Online Casino Costs Rise As Betting Companies Face Higher Taxes


As of October 2019, the rate of Remote Gaming Duty (RGD) in the UK is increasing by 6%. Providers of internet, telephone and TV gambling will soon see a dramatic increase in their tax bills – and this could be very bad news for players, if the costs are passed onto them. 

Online casinos are already cutting back on the promotional rewards and bonuses they offer to players, in order to offset the expected costs. With the new tax rate now in effect, the cost of gambling online could rise even further. Game odds and payouts could even be slashed.

What is Remote Gaming Duty?

Any gambling that takes place through electronic communications media – such as telephone betting, live TV betting, and all kinds of internet casino gaming – is subject to a tax known as Remote Gaming Duty. Until 2018, this was fixed at a rate of 15% on all revenue. However, the Government raised the tax level in that year’s budget, so now remote gambling is charged at a rate of 21% – an increase of 6%. This takes effect from late 2019.

Why has the rate been raised?

The increased tax is a response to a cut in Fixed Odds Betting Terminal (FOBT) stakes. These betting machines, often found in high street bookmakers, are thought to be responsible for a sharp rise in problem gambling. As a result, the government – under pressure from lobby groups – significantly dropped the maximum stake on FOBT bets. 

This is bad news for the operators, who make a large portion of their income from FOBTs. It also means a cut to public funds. Taxes on FOBT profits are now greatly reduced, leaving the government with a hole in the treasury’s purse; the new tax may mitigate this loss.

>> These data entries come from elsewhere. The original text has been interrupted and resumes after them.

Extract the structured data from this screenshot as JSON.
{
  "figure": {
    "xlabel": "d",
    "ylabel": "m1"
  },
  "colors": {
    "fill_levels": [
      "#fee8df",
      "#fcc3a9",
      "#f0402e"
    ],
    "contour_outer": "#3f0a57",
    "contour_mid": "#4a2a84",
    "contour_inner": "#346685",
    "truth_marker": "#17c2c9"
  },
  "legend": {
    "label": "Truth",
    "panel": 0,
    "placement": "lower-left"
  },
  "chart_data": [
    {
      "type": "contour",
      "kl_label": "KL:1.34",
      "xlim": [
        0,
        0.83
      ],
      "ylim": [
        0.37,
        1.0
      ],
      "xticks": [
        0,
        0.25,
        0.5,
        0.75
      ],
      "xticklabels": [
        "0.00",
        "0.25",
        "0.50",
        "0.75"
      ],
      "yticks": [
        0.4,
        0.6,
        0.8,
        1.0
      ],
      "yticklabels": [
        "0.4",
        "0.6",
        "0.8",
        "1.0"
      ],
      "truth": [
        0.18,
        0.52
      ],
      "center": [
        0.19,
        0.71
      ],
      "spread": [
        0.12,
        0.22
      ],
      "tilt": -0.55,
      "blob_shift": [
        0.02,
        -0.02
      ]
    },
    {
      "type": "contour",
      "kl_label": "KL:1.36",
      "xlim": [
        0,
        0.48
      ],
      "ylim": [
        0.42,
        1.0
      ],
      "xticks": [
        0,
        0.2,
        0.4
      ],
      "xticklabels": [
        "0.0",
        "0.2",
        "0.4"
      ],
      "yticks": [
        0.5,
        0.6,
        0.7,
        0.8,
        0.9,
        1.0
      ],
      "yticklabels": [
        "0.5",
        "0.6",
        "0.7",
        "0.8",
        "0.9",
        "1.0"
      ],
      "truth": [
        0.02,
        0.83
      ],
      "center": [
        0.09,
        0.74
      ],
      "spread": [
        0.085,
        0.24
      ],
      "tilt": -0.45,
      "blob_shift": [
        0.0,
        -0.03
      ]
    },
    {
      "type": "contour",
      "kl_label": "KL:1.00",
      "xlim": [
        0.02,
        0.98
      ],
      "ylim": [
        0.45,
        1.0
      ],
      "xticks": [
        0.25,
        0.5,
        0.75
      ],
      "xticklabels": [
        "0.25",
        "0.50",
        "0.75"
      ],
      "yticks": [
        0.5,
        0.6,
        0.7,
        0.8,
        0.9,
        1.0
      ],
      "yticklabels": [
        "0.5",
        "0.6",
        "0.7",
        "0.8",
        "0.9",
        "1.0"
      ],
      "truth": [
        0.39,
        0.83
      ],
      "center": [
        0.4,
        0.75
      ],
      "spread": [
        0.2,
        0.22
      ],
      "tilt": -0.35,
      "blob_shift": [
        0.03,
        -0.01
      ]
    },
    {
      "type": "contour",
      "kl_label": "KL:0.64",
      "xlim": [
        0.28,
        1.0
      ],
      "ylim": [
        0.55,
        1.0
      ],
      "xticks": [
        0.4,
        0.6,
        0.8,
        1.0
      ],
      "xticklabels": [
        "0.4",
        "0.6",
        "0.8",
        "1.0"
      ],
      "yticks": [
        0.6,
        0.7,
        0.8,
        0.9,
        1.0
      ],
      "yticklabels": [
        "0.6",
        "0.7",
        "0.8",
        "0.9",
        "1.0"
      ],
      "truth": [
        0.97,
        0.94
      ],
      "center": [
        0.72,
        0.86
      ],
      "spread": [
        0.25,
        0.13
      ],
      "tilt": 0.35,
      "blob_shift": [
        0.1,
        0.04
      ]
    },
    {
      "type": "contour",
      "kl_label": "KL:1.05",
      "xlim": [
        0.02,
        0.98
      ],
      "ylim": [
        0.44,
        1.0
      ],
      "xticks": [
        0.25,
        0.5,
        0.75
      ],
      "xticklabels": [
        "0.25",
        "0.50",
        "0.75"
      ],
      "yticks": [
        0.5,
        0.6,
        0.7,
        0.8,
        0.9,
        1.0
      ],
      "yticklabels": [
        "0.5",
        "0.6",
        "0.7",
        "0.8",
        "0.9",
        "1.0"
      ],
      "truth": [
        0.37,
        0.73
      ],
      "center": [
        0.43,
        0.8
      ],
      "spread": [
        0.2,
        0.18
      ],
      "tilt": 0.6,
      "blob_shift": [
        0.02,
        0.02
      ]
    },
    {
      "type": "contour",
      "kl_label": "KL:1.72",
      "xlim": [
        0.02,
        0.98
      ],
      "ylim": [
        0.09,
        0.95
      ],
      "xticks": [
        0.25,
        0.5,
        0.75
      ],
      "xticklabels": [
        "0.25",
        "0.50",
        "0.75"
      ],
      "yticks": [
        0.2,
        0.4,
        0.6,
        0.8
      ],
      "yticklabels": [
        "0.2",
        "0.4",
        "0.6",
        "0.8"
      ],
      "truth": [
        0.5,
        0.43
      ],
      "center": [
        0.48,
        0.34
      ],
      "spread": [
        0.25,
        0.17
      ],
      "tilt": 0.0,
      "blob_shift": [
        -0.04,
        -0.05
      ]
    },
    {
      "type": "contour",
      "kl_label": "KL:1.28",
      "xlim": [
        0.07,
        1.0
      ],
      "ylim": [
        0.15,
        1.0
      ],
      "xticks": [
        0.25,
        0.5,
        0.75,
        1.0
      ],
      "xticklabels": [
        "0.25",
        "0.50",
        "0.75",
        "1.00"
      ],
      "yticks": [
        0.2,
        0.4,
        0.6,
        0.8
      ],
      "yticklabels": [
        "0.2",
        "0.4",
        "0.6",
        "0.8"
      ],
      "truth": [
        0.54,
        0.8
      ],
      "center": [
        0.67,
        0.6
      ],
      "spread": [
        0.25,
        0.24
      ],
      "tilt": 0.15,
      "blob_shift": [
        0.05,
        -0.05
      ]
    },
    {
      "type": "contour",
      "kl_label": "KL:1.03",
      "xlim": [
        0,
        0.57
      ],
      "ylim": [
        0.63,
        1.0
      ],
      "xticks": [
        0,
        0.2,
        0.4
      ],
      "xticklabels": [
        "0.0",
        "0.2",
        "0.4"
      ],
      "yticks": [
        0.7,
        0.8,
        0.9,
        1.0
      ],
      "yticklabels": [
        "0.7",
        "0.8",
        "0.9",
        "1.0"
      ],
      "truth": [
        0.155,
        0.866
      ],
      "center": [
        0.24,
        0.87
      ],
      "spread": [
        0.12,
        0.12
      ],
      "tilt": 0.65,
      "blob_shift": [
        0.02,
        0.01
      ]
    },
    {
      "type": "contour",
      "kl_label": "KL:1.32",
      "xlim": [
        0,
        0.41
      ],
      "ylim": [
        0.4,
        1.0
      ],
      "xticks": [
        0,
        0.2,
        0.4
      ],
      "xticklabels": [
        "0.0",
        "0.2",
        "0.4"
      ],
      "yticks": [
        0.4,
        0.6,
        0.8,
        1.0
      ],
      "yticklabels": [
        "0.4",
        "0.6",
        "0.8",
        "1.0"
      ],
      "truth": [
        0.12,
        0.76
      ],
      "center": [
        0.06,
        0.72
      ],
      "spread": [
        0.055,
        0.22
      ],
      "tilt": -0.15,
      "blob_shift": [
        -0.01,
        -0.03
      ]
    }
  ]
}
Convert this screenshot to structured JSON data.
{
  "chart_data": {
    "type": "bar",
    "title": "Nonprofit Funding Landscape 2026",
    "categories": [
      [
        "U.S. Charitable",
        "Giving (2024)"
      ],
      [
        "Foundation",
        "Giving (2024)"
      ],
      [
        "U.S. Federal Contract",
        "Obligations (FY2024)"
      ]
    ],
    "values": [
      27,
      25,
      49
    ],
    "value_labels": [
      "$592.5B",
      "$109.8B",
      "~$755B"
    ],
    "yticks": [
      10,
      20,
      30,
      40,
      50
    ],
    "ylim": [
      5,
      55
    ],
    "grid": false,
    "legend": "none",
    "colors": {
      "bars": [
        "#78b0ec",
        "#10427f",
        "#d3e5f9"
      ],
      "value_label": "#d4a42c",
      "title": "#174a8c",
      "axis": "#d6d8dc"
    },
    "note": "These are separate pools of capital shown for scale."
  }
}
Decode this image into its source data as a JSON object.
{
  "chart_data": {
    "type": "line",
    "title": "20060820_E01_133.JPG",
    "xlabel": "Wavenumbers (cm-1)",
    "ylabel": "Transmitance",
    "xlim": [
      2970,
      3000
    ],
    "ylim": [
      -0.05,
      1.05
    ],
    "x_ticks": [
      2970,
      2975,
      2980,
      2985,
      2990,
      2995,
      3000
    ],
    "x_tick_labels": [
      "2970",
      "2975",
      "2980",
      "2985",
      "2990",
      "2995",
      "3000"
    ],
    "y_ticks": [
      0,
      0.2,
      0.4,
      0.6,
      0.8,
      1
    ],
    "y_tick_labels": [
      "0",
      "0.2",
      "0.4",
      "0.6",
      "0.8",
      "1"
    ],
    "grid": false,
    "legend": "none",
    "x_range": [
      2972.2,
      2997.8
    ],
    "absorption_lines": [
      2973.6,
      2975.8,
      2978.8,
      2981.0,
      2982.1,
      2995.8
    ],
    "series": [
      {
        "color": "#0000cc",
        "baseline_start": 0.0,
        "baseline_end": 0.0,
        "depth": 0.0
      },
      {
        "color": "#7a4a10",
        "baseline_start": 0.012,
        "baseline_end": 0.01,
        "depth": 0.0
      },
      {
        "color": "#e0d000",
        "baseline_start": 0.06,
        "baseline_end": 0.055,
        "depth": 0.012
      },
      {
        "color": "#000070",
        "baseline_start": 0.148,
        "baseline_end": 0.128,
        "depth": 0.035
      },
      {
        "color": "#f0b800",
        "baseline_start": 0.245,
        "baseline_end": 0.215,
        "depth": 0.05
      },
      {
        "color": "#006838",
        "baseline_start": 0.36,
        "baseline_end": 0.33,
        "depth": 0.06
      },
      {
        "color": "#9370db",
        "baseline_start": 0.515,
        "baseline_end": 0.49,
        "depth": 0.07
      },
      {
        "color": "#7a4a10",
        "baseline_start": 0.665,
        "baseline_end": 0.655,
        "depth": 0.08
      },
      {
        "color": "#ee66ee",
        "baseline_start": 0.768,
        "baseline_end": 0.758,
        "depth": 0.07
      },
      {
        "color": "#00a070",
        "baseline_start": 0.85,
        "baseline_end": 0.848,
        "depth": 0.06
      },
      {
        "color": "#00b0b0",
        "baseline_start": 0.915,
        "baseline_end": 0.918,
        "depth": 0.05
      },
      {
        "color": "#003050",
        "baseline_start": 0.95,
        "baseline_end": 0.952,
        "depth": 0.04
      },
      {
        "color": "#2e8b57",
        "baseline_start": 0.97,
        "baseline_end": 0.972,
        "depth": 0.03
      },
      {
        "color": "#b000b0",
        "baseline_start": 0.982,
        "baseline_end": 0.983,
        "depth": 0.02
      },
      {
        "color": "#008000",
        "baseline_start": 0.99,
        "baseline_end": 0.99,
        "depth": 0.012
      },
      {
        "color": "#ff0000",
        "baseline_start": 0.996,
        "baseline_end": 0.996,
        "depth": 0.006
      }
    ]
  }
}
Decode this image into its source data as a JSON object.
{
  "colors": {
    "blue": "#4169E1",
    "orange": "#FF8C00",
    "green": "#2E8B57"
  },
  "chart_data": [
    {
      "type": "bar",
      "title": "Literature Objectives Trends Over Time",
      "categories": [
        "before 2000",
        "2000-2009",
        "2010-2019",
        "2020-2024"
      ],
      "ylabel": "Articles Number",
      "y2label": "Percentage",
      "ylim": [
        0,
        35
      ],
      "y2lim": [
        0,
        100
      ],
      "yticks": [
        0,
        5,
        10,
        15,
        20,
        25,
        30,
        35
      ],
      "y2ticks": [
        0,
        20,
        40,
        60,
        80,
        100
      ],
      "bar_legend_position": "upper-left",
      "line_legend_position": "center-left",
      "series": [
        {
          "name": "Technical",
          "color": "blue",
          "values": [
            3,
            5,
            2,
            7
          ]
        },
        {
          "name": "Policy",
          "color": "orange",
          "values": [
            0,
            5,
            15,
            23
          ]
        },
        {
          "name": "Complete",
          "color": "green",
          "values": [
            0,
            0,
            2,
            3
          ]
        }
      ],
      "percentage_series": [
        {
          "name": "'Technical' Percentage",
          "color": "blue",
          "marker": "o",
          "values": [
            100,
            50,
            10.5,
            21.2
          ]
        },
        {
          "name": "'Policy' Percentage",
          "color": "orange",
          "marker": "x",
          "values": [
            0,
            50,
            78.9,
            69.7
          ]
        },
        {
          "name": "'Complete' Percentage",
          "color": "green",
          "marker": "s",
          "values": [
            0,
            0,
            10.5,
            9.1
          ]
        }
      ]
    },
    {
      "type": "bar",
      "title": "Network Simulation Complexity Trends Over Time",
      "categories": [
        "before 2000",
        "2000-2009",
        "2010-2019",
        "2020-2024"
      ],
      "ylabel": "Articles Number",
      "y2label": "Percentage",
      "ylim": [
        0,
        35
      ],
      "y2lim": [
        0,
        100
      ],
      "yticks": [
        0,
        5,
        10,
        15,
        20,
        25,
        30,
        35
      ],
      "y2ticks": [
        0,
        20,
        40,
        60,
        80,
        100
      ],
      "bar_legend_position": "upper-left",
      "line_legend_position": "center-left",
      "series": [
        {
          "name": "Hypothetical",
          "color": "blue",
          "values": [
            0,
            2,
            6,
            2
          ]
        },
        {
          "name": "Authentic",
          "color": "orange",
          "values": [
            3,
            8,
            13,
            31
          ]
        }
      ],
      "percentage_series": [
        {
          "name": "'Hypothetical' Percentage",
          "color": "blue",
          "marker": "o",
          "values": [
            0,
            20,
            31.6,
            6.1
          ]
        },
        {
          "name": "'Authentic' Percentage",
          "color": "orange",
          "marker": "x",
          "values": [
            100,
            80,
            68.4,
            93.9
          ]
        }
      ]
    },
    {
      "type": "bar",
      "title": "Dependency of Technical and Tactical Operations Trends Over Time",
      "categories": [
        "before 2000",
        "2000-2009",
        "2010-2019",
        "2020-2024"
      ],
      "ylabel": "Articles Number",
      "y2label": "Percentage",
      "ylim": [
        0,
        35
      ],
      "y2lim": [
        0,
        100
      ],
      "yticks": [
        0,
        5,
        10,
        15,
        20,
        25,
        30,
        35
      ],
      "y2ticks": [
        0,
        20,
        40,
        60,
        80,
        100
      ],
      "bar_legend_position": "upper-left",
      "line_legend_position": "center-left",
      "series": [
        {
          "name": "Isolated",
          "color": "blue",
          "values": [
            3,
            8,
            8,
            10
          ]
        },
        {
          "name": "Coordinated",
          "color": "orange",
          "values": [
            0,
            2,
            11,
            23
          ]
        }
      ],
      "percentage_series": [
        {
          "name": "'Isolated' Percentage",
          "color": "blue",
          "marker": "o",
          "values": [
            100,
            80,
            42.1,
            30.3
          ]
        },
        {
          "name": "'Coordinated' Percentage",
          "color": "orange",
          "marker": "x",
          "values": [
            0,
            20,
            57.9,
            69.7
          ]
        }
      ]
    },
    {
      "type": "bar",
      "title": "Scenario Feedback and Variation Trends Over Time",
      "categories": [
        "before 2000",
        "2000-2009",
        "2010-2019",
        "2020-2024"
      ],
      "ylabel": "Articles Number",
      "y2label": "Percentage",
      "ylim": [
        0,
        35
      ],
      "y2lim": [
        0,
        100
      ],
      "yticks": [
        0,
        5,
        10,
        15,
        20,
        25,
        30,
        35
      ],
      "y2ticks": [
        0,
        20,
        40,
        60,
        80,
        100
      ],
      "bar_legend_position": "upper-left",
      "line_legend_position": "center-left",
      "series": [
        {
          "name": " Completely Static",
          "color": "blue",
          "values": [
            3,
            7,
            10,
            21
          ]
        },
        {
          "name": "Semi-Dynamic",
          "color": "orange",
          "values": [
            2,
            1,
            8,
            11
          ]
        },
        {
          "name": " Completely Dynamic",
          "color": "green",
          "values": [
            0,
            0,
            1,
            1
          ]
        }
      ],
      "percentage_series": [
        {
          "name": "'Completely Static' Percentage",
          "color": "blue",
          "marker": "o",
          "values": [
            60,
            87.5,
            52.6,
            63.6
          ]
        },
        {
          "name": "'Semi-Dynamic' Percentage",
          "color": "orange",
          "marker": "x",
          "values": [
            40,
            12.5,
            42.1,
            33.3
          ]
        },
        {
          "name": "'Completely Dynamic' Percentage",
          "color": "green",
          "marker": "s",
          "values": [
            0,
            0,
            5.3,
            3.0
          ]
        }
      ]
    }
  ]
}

Operators and players feel the pinch

Many UK gambling operators already faced significant losses when the FOBT stakes were reduced. William Hill, for example, has reported a 12% profit slump in early 2019 – a decline of £63.5 million – and is expected to close hundreds of its betting shops. The overall cost to the bookmaker could exceed £ 1 billion by 2020. Other companies have fared better so far, thanks to strong online gaming revenues which have mitigated some of the losses. However, the rise in Remote Gaming Duty is going to seriously cut into online profits.

In order to balance out their lost profits, many gambling operators are passing some of the burden onto their customers by raising the cost of their services. Most are doing so indirectly, with a reduction in welcome bonuses, loyalty rewards and player comps. Some are even going so far as to cut the odds on their games, so the house takes a higher cut, and decreasing the prizes available. Players might find that their favourite game is suddenly less profitable, or their membership carries less perks, thanks to the higher tax rates.

Can online casinos weather this storm?

Online gambling is increasingly popular, with a huge number of online casinos establishing themselves in the past decade. From sports betting to live casino tables, many players are opting to place their bets online, via their computer or mobile phone, instead of attending a physical casino or bookmaker. Games are available around the clock, and can be played anywhere there is an internet connection. There are thousands of different game types – from online video slots to live bingo games – and many unique rewards and bonuses.

Even with the raised taxes, subsequent losses and increased prices, the online casino industry is expected to hold strong and retain players ver the coming months and years. New and advanced games, plus the convenience of mobile play, are key reasons why UK gamblers will keep flocking to their favourite casinos, regardless of the price increase. However, if the industry is hit by further taxes in future, the impact could be devastating for both small independent companies, and the country’s biggest names in online gambling.